Nowadays, I’m working on an app project that requires scraping, mapping, and iterating data from websites.
Frankly, building your first application with a cumulated software engineering knowledge of 4 weeks is not an easy task. When tasked to write a web scraper for my software engineering program at The Flatiron School, my initial reaction was to start panicking with a desire to scrape my own brain.
After spending some time with scraping, things started to come together and finally made some sense. In no way, I think of my self as an “expert” on this topic. However, I would like to share some insights that you might find helpful.
NOKOGIRI WILL SAVE YOUR LIFE!
Nokogiri is a Ruby gem designed to scrape data from websites and it is an essential tool for Ruby developers. When it is combined with OpenURI, which is an easy-to-use native Ruby library for wrapping HTML information, it becomes a powerful tool to get information from web sites that don’t make data available through an API.
Scraping can be difficult to accomplish. You might scrape a lot of unstructured data at first and it might seem very scary.
But, all you need is a little understanding of Google ChromeDeveloper tools, a little bit of CSS and Ruby fundamentals, and lots of patience because, in order to get the right data, you will need to closely analyze the HTML and identify exactly which page elements contain the correct information.
For my project, I chose to build a scraper that would look at the Comixology Sales Campaigns page and scrape the comics listed on sale. Let’s have a simplified walkthrough of the scraping process.
1- Install Nokogiri
First, let’s install the Nokogiri gem. It is as simple as typing gem install nokogiri in the terminal!
2- Require Nokogiri and Open-Uri
Installing Nokogiri might take some time so in the meantime, you might want to go to your kitchen and get a cup of coffee or tea. Once installed, require them at the top of your ruby file.
3- Inspect the content to scrape on your webpage by using Google Chrome Developer Tools. It is easy — just right click on the page you want to scrape and click inspect. Now you will be able to inspect the elements on the web page! Just don’t forget to click on “select an element in the page to inspect it” button on the top left (the arrow pointing to the middle of the square.)
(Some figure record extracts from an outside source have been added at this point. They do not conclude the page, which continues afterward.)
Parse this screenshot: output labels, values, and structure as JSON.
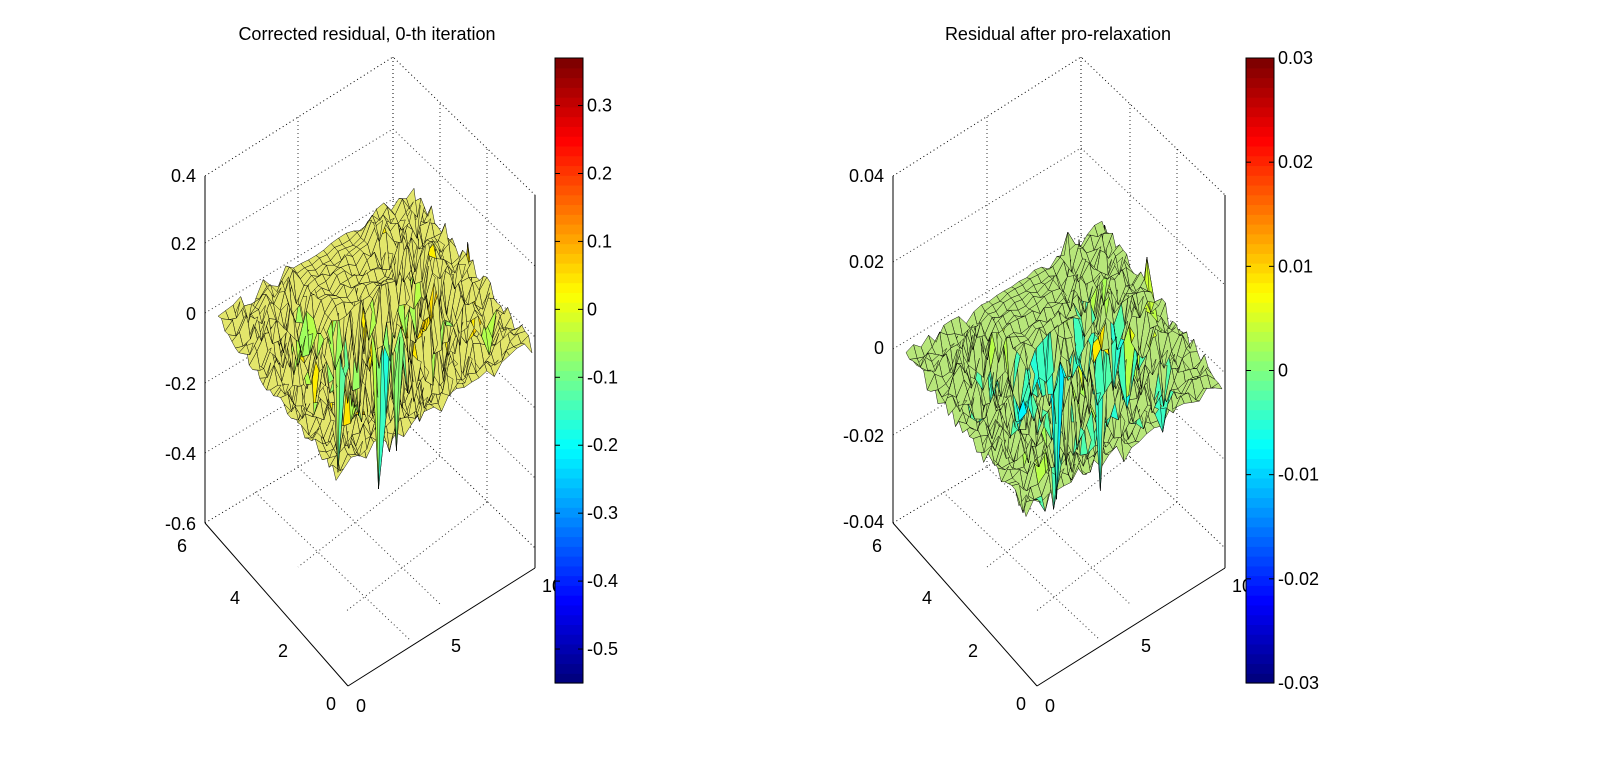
{
  "chart_data": [
    {
      "type": "surface",
      "title": "Corrected residual, 0-th iteration",
      "xlabel": "",
      "ylabel": "",
      "zlabel": "",
      "xlim": [
        0,
        10
      ],
      "ylim": [
        0,
        6
      ],
      "zlim": [
        -0.6,
        0.4
      ],
      "x_ticks": [
        "0",
        "5",
        "10"
      ],
      "y_ticks": [
        "0",
        "2",
        "4",
        "6"
      ],
      "z_ticks": [
        "-0.6",
        "-0.4",
        "-0.2",
        "0",
        "0.2",
        "0.4"
      ],
      "colorbar": {
        "colormap": "jet",
        "range": [
          -0.55,
          0.37
        ],
        "ticks": [
          "0.3",
          "0.2",
          "0.1",
          "0",
          "-0.1",
          "-0.2",
          "-0.3",
          "-0.4",
          "-0.5"
        ]
      },
      "grid": true,
      "approx_value_range": [
        -0.55,
        0.37
      ]
    },
    {
      "type": "surface",
      "title": "Residual after pro-relaxation",
      "xlabel": "",
      "ylabel": "",
      "zlabel": "",
      "xlim": [
        0,
        10
      ],
      "ylim": [
        0,
        6
      ],
      "zlim": [
        -0.04,
        0.04
      ],
      "x_ticks": [
        "0",
        "5",
        "10"
      ],
      "y_ticks": [
        "0",
        "2",
        "4",
        "6"
      ],
      "z_ticks": [
        "-0.04",
        "-0.02",
        "0",
        "0.02",
        "0.04"
      ],
      "colorbar": {
        "colormap": "jet",
        "range": [
          -0.03,
          0.03
        ],
        "ticks": [
          "0.03",
          "0.02",
          "0.01",
          "0",
          "-0.01",
          "-0.02",
          "-0.03"
        ]
      },
      "grid": true,
      "approx_value_range": [
        -0.03,
        0.03
      ]
    }
  ]
}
Hover over the items you are looking for. When you select the items, in the Elements window you will see the corresponding CSS will be highlighted. Feel Free to click on items and select their CSS in the Elements window. In my case, I can look for a couple of things. Book titles, issues, discounted price, original price, and so on... It is important to keep in mind that we are now going to use CSS selectors. Here are some important things to consider. Is the content we are looking for stored within an item? Can we see the text, link, image, etc. wrapped within the CSS in the Elements panel? Is there any ID or Class information that follows the selector/tag?
So it is critical to find the content we are looking for is stored within the right item. Let’s try to see where the image, text, link, or whatever information we are targeting to scrape is wrapped within the CSS in the Elements panel. Check the classes. Also, make sure that there are patterns in the CSS. So if we check another item, we would see a similar pattern in the way the information is stored. Let’s go and play around. Bingo! ‘.content-item’ class wraps all the information we are looking for!
Ok, let’s save the site we would like to scrape to a variable in our Ruby code and go and play some more with the developer tools and the CSS selector to get to the specifics of each item we would like to scrape.
I will not get into the much detail with the rest of our Ruby coding(this is not a play by play instructional article) but when we finish the rest of our Code creating variables, mapping and iterating each element we have scraped— we should have a nice clean list of book titles(book_title), issues(book_number), discounted price(book_price), and original price(book_original_price) based on the CSS elements we have selected.
Let’s run our code and Shazam!!
Now we have scraped a beautiful list of comics on sale! We can be proud of our scraping skills even if we don’t have adamantium claws like Wolverine!
Final Words — A couple of things I learned from my experience:
- If the website does not support API’s, Nokogiri will save your life!.
- Browser’s Element inspector is very helpful in understanding the location of the data stored.
- Creating right CSS selectors in the Ruby code might be challenging but eventually, we will come to that point.
- Scraping data is fun!
I am definitely still learning about scraping and effectively using CSS selectors. Creating this project has definitely been a huge learning experience. If you are a beginner software developer as I am, I hope you could find a couple of useful tips to help your own studies. If you have any questions or thoughts, please share your comments.